0

Introduction

For my library, I need to split up a cuboid point lattice for assignment to multiple processing elements (PEs).

Example decomposition

As you can see, no points are shared between the PEs, and certain PEs (here 4-7) get only 2D 'slices'.

The interface accepts n1, n2, n3, P which are all integers. nx indicates the number of lattice points along direction x i.e. n1, n2 or n3. P indicates the number of PEs available.

Current problem formulation

Since the domain is a cuboid, I'm looking for a 3-part-factorization of P such that P = p1 * p2 * p3 and px is proportional to nx.

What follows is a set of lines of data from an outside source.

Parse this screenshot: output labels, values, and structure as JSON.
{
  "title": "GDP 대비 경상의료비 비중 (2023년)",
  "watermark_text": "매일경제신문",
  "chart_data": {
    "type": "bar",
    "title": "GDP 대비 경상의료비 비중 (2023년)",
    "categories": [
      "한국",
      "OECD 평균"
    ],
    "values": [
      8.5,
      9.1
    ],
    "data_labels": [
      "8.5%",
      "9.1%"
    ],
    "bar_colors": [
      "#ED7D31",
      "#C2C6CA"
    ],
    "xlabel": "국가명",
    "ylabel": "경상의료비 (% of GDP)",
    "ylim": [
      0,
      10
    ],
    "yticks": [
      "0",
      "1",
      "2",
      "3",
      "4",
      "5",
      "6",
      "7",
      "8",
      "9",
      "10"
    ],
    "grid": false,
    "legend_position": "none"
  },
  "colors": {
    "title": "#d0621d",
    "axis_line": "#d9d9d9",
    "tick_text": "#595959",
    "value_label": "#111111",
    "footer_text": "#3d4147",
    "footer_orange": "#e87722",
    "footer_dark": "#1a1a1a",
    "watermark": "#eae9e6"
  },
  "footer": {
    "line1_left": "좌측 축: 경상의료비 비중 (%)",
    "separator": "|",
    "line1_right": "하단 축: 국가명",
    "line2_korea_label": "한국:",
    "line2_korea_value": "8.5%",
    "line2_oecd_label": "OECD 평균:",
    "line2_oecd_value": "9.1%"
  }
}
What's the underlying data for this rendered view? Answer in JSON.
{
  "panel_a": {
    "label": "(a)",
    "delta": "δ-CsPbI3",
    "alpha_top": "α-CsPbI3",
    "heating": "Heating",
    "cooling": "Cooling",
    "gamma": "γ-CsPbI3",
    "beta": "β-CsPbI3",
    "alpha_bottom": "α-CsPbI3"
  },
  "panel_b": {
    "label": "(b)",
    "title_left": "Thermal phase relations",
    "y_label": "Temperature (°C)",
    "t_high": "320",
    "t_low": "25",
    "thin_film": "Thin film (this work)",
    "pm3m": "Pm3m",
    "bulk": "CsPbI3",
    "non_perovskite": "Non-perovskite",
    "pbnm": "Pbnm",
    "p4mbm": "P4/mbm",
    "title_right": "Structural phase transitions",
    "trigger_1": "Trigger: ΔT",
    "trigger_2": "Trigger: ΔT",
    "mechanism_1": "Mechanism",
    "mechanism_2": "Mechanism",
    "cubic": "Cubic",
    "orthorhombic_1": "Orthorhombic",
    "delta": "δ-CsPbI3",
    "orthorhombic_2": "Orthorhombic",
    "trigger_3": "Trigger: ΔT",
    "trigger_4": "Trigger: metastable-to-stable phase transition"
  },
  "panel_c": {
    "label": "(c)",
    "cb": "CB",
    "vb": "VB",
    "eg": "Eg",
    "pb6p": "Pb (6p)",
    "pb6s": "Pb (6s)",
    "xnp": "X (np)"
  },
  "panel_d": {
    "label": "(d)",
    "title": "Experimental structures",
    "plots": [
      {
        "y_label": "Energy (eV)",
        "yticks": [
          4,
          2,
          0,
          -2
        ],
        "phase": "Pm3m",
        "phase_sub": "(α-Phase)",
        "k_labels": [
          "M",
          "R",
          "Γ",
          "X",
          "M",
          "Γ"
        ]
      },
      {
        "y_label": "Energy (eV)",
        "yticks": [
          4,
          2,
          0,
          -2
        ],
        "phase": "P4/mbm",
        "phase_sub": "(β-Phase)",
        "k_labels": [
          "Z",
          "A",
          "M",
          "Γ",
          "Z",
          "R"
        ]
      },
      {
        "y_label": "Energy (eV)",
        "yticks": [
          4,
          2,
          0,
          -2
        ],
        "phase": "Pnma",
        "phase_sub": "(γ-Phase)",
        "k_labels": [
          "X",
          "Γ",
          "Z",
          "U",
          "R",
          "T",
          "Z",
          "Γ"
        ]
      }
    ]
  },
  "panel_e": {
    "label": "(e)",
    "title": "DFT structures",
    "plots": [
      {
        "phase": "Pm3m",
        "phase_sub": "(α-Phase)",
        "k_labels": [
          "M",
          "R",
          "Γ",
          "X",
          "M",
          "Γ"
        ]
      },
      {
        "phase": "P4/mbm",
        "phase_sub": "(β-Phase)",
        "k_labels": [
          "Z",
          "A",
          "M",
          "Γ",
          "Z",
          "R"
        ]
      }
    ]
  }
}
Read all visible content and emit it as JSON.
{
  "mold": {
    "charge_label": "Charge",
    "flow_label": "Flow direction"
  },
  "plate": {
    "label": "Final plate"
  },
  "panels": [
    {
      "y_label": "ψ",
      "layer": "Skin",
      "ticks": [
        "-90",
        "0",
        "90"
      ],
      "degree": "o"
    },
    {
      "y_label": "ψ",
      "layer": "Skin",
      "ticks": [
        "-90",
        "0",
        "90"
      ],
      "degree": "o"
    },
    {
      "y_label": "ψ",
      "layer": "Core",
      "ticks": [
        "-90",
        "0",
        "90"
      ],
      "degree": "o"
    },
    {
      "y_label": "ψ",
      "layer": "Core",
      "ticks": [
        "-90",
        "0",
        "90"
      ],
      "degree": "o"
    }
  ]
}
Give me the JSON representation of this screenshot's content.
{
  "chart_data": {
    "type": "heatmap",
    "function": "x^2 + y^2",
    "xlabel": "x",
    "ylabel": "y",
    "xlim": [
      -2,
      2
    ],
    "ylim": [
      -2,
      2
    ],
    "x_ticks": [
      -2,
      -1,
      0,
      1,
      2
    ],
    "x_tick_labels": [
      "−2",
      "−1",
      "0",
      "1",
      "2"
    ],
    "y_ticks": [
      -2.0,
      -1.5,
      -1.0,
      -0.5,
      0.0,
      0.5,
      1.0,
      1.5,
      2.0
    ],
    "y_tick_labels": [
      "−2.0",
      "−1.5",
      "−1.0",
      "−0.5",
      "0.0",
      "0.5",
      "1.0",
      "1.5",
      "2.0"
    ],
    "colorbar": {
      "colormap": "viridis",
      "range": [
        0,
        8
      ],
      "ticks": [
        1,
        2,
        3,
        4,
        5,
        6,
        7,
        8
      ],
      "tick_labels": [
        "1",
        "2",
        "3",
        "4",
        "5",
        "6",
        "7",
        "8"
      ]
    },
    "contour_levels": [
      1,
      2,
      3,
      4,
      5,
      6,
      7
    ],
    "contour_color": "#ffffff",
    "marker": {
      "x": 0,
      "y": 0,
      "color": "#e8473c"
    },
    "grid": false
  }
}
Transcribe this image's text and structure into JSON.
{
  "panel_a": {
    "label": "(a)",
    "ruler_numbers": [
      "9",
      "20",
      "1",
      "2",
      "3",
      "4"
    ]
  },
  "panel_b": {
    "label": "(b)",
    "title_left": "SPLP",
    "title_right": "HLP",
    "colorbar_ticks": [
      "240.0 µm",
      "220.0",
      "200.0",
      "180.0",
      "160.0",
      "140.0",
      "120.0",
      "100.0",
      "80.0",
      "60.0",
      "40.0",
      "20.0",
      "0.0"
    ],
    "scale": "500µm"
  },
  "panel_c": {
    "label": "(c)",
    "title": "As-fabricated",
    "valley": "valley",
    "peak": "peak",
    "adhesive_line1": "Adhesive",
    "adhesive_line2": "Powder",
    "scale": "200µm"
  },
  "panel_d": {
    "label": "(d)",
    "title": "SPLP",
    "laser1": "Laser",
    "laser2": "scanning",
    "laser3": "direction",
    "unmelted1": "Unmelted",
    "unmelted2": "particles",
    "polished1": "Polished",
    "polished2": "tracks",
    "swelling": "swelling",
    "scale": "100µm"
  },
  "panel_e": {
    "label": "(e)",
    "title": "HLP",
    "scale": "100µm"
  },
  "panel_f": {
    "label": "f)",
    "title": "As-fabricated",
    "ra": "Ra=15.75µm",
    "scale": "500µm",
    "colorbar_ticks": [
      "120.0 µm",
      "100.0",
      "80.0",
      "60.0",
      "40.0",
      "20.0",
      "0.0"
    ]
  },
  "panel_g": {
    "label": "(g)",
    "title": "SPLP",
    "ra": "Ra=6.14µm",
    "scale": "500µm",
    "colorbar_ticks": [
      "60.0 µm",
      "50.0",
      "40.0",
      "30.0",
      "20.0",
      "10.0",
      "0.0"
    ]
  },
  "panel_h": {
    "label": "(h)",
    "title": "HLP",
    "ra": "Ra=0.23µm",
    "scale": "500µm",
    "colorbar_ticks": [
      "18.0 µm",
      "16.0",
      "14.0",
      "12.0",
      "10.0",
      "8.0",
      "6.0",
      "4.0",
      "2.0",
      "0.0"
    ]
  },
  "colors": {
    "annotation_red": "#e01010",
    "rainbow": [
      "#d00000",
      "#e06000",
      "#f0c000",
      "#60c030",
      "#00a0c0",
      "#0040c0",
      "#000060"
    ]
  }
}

Limitations of problem formulation

  1. 3-part-factorization algorithm needs to be developed.
  2. Some sort of metric must be used to choose any one of the many 3-part-factorizations generated. In the example in the image, n1 = 3, n2 = 5, n3 = 4 and say, P = 54, we would have the 3-part-factorizations (27, 2, 1), (9, 3, 2), (6, 9, 1) and (6, 3, 3). Which one is here applicable? A simple magnitude-of-difference metric would choose (6, 3, 3). But even this has multiple permutations (3, 6, 3) and (3, 3, 6).
  3. If the chosen 3-part-factorization has a factor which is greater than the corresponding lattice size (nx) then we would have to truncate it, which means some PEs will do no work.
  4. If the chosen 3-part-factorization has a factor (perhaps after the truncation mentioned in the above point) which does not divide its corresponding lattice size, we have unequal work-sharing (although some PEs might be sleeping as seen in the above point).

How reader can help

  • How can we improve this inelegant algorithm? Could you suggest any improvement to any of the points in 'Limitations of problem formulation'?
  • Is there a better and more formalized approach (i.e. problem formulation)?
  • Links to papers/websites/articles/books would be greatly appreciated.
Nitin Malapally
  • 534
  • 2
  • 10
  • I suggest pointing your favourite search engine at *efficient mpi domain decomposition* and variations on that theme. There is a lot of prior work on this. I'll just comment on your current strategy - don't ignore the possibility you might spread a problem of size `54` over a `(4,4,4)` set of PEs and leave some of them idle - that would reduce the time to solution compared with a `(6,3,3)` decomposition. – High Performance Mark Jan 18 '22 at 11:09
  • Oh, and to add to my previous comment - don't get too stuck on decomposing a global lattice of size `N` into equal pieces all of size `n`. You could decompose a problem of size `54` into `64` pieces and spread them over `(4,4,4)` processing elements. There are a lot of ways of skinning this cat. – High Performance Mark Jan 18 '22 at 11:23
  • Yes, I'm also doing a look-up while this question is (hopefully) being answered by others. The problem is that most searches yield very application-specific ideas e.g. FEM-grids, grids for numerical PDE-solvers etc. Regarding your first tip: yes, that's true and such considerations further increase the complexity of the algorithm. But its an important point nonetheless. Regarding padding: the presence of zeroes in my domain would actually distort the results (end goal is a 3D-FFT). – Nitin Malapally Jan 18 '22 at 11:32
  • I didn't suggest padding, just underusing the resources on some of the PEs. – High Performance Mark Jan 18 '22 at 12:03
  • Duly noted. Thanks for the tips sofar. – Nitin Malapally Jan 18 '22 at 12:14

0 Answers0